The remote stretch of the Sunshine State called Key West is known for its laid back lifestyle, hundreds of islands, maze of channels, and beautiful beaches to explore. Getting to Key West takes effort, but once there you can explore the region for days or weeks. These are our recommendations for the best beaches in Key West. You can use this list as a starting point, and then expand your travels to more remote corners of this stunning archipelago.
Saying Key West is the “tip of Florida” doesn’t accurately convey how geographically isolated the Keys are. From Miami, it is another four hours, or more, to drive to your destination. And if you hit traffic, you could be in for even more travel time. During rush hour, this drive can easily extend to six hours. At least you’ll have all the ocean views you can handle along the continuous one-lane highway. The ocean’s colors change throughout the entire journey; from blue to green, to light blue, to nearly white. Long story short, the great views make the drive a lot more enjoyable.
You know you’ve found South Beach when you literally can’t drive any further south. This idyllic spot has lovely clear and shallow waters, perfect for a mellow day of swimming and lounging. Because it’s so far south, it’s important to note that the amenities in this area are limited. You’ll be able to find a port-a-potty, a few drinking fountains, and a total of one cafe where you can get lunch or a smoothie. But do not count on big crowds or big luxury here.
For a natural experience, one of the best beaches in Key West goes by the presidential name of Fort Zachary Taylor. It is, in fact, the only “all-natural” beach in the region, with a coral shoreline. The sparkling blue waters are home to a variety of wildlife, so the area is a paradise for snorkeling. There are plenty of rental shops nearby to stock up on snorkeling gear for the day.
This state park is considered to have one of the most beautiful beaches in the country. The nearby island of the same name has zero inhabitants, and the surrounding waters are a brilliant blue-green. You will have plenty of space to yourself to explore. Camping is permitted and sites include water and electricity, but make reservations early for peak times.
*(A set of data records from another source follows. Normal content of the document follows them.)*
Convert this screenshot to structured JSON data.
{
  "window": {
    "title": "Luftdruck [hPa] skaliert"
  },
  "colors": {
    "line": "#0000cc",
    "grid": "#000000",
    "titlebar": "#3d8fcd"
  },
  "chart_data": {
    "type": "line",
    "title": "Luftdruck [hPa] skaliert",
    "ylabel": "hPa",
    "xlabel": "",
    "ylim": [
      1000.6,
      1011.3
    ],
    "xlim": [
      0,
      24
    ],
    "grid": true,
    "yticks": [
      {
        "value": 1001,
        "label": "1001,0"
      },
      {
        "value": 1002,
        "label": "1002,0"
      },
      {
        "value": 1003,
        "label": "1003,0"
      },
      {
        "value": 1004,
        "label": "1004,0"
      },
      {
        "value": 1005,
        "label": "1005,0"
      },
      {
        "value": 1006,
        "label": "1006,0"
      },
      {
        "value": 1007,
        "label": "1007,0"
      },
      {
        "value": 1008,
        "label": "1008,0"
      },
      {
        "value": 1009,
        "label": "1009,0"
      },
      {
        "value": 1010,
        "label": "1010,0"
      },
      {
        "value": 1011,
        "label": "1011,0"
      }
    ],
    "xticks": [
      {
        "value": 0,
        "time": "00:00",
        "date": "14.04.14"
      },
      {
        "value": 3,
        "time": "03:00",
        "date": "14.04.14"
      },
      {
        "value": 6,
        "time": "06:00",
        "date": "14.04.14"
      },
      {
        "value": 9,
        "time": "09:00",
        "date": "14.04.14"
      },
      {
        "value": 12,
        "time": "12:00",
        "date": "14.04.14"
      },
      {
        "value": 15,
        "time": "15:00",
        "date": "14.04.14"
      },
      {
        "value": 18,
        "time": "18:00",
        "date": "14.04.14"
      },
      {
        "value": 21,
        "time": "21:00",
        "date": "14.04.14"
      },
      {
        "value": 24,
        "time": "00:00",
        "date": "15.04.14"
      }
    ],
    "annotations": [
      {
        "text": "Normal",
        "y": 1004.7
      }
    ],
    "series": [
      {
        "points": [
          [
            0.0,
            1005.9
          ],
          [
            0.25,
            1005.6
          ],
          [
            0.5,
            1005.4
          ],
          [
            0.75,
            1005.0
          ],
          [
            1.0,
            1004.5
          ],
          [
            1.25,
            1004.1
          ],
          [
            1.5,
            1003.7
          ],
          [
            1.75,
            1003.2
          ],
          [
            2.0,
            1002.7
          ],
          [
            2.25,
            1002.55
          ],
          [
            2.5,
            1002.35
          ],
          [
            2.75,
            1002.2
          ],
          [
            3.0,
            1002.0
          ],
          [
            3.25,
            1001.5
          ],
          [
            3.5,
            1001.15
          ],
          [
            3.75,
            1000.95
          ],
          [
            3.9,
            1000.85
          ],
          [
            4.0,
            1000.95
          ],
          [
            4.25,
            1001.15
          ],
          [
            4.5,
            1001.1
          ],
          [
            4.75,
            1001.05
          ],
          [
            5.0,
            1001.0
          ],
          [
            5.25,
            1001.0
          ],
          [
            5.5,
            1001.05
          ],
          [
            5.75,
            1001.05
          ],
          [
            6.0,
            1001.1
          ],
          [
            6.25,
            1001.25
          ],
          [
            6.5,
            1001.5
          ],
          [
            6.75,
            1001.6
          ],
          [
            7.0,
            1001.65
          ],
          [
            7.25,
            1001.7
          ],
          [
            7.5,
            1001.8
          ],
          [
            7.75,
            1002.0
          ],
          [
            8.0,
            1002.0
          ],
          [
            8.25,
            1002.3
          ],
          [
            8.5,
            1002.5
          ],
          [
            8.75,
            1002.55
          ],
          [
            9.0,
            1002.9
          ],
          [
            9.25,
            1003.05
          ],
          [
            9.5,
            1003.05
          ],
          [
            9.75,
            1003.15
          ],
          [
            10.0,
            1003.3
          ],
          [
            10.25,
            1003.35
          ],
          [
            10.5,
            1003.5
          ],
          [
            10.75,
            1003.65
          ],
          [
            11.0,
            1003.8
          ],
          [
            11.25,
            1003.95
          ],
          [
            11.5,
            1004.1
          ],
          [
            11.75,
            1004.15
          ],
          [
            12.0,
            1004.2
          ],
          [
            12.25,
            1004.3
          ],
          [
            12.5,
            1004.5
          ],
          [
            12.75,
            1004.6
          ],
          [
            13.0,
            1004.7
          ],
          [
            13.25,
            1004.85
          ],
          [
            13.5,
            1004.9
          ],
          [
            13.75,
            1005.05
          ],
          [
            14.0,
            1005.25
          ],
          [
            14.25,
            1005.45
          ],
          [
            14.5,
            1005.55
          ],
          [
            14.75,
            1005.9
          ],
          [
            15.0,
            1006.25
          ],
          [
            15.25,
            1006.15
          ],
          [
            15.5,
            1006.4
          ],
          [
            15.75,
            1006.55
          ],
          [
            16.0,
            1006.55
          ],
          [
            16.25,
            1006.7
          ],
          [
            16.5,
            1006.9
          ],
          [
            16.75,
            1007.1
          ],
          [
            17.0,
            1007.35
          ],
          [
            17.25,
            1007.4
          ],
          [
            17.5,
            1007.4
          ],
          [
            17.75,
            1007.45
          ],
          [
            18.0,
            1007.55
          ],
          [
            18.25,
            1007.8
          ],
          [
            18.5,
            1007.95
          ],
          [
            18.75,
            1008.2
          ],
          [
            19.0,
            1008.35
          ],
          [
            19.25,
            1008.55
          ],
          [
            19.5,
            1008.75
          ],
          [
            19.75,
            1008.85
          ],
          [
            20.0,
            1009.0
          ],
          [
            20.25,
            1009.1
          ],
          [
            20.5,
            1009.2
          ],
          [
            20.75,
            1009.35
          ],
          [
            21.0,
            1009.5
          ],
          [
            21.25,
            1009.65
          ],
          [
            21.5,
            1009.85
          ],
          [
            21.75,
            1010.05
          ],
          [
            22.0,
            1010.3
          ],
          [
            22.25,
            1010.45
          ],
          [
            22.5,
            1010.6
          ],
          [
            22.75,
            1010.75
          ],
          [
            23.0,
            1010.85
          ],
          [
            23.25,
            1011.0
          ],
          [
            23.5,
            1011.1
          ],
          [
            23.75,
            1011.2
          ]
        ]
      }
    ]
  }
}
This national park contains the partially submerged ruins of an old military base. But that’s not the only attraction here, you’ll also find a gorgeous beach that delightfully uncrowded. To get there, take the ferry to Dry Tortugas Beach, whose name is very deceptive, because nearly 99% of this park is watery. Confusing name aside, you’ll also find some great snorkeling spots off this beach. A word of warning, the area has very limited services, but the cost of a ferry ticket also includes at least one meal per rider.
Are you looking for a private beach? The Keys offer quite a few, and we recommend Casa Marina for its spa and over 1,000 feet of pristine sands for lounging or swimming. This stretch of tourist heaven offers lounge chairs, massages and lazy palm trees, plus amazing sunrise views—and you will have every service at your fingertips.
The aptly named Dog beach is lovely. But this really isn’t a typical tourist destination, it’s meant specifically for people traveling with their four-legged companions. It’s a very small beach, but it offers enough waterfront space for all the splashing and ball chasing your furry friend could ask for. Before you go, we recommend you do a quick online search to get specific directions to the beach. After Fido is worn out, be sure to grab lunch at one of the nearby, beachfront restaurants.
While we’re on the topic of dogs, this next public beach is well-known to locals, but surprisingly uncrowded. With an adjoining dog park, Higgs Beach offers outdoor showers and restrooms, a playground, and a spacious stretch of sand for sunbathing, swimming or just strolling along the waterline.
In the area of Islamorada, there is a beach dedicated to an environmentalist by the name of Anne Eaton. It is known simply as Anne’s Beach, and it is definitely among the best beaches in Key West. It has an endearing, mellow vibe and is well out of the way of most tourist destinations. It has long been a family favorite for wading with kids, because the waters here are very shallow, which limits ‘real’ swimming opportunities but also makes it an ideal, safe spot for kids.
From Little Palm beach you can find a remote and secluded gem within a short kayak paddle. Due east, Big Munson beach is a stone’s throw away, yet completely secluded. It’s only facility is a composting toilet, but the views of the Florida Straits are spectacular and you may have the whole cove to yourself.
Take a jaunt to nearby Marathon and check out Coco Plum beach. Take US1 and then drive a mile down a road that seems to lead to nowhere. This beach is little used because you cannot actually see the ocean from the road. Once you find the small parking lot, you’ll also be likely to find just a few other car using it. The lack of tourist traffic to this beach makes it one of the most tranquil spots anywhere in Key West.